“Eu sei que não faz sentido pensar assim, mas não consigo parar.” A frase, dita com frequência nos consultórios e nos encontros cotidianos, revela algo fundamental sobre a experiência humana: nem todo pensamento é aliado. Há ideias que insistem, retornam, se impõem e, pouco a pouco, produzem sofrimento. A psicanálise, desde Freud, nos convida a suspeitar da aparente transparência do pensar. Nem sempre pensamos o que queremos; muitas vezes, somos pensados por aquilo que nos atravessa.
Freud já indicava que o eu não é senhor em sua própria casa. Parte significativa da nossa vida psíquica opera fora do campo da consciência e o que aparece como “pensamento negativo” pode ser, na verdade, o retorno de algo não elaborado: uma tentativa do psiquismo de dar forma a experiências que não encontraram simbolização suficiente. Pensamentos repetitivos, autodepreciativos ou catastróficos não são ruídos aleatórios. São sinais de que algo pede escuta.
Wilfred Bion aprofundou essa compreensão ao propor que pensar não é uma capacidade dada, mas uma função que se desenvolve. Para ele, pensamentos existem antes mesmo de termos um aparelho psíquico capaz de pensá-los. Quando essa função falha (por excesso de angústia ou por falhas ambientais precoces), os pensamentos não são metabolizados. Invadem o sujeito como elementos brutos, gerando ansiedade, confusão e sofrimento difuso.
É nesse horizonte que certos padrões adoecedores (a autocrítica feroz, a antecipação constante de catástrofes, a sensação persistente de inadequação) podem ser compreendidos como tentativas de lidar com experiências emocionais que não puderam ser suficientemente acolhidas. Winnicott nos ajuda a entender que, quando o ambiente falha em oferecer sustentação, o indivíduo desenvolve formas defensivas de existir.

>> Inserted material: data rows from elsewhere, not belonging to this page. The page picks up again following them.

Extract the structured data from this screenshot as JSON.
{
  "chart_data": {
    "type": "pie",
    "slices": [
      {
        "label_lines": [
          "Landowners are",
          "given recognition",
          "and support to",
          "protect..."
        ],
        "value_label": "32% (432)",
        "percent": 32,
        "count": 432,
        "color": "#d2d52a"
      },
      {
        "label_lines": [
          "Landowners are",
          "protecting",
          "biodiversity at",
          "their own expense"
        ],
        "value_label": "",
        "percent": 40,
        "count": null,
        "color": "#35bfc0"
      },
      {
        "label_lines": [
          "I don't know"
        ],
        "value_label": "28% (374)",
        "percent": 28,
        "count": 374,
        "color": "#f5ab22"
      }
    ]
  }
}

Alguns pensamentos, então, funcionam como defesas e organizam o caos interno, ainda que ao custo de sofrimento.
Há também pensamentos que se estruturam pela repetição. Ferenczi já apontava como certas experiências traumáticas tendem a retornar, não por escolha consciente, mas como uma tentativa, sempre incompleta, de elaboração. O sujeito se vê preso a narrativas internas que reforçam dor, culpa ou desamparo. Pensar, nesses casos, deixa de ser movimento criativo e se torna prisão silenciosa.
A psicanálise, porém, não se limita a nomear esse sofrimento. Ela propõe uma via de transformação. Ao oferecer um espaço de escuta genuína, possibilita que esses pensamentos sejam deslocados, interrogados, ressignificados. Não se trata de “pensar positivo” nem de substituir ideias dolorosas por outras mais palatáveis. Trata-se de escutar o que esses pensamentos dizem e, sobretudo, o que tentam dizer sem conseguir.
A clínica aposta que, ao colocar em palavras aquilo que insiste em se repetir, algo pode se transformar. O pensamento, antes vivido como imposição, pode tornar-se elaboração. O que era sofrimento pode ganhar contorno, história, sentido. E o sujeito deixa de ser refém de seus próprios pensamentos para se tornar, aos poucos, autor de sua própria narrativa.
Talvez não possamos evitar todos os pensamentos que nos atravessam. Mas podemos (com tempo, com escuta, com coragem de olhar para dentro) mudar a relação que estabelecemos com eles. E isso, por si só, já é profundamente transformador.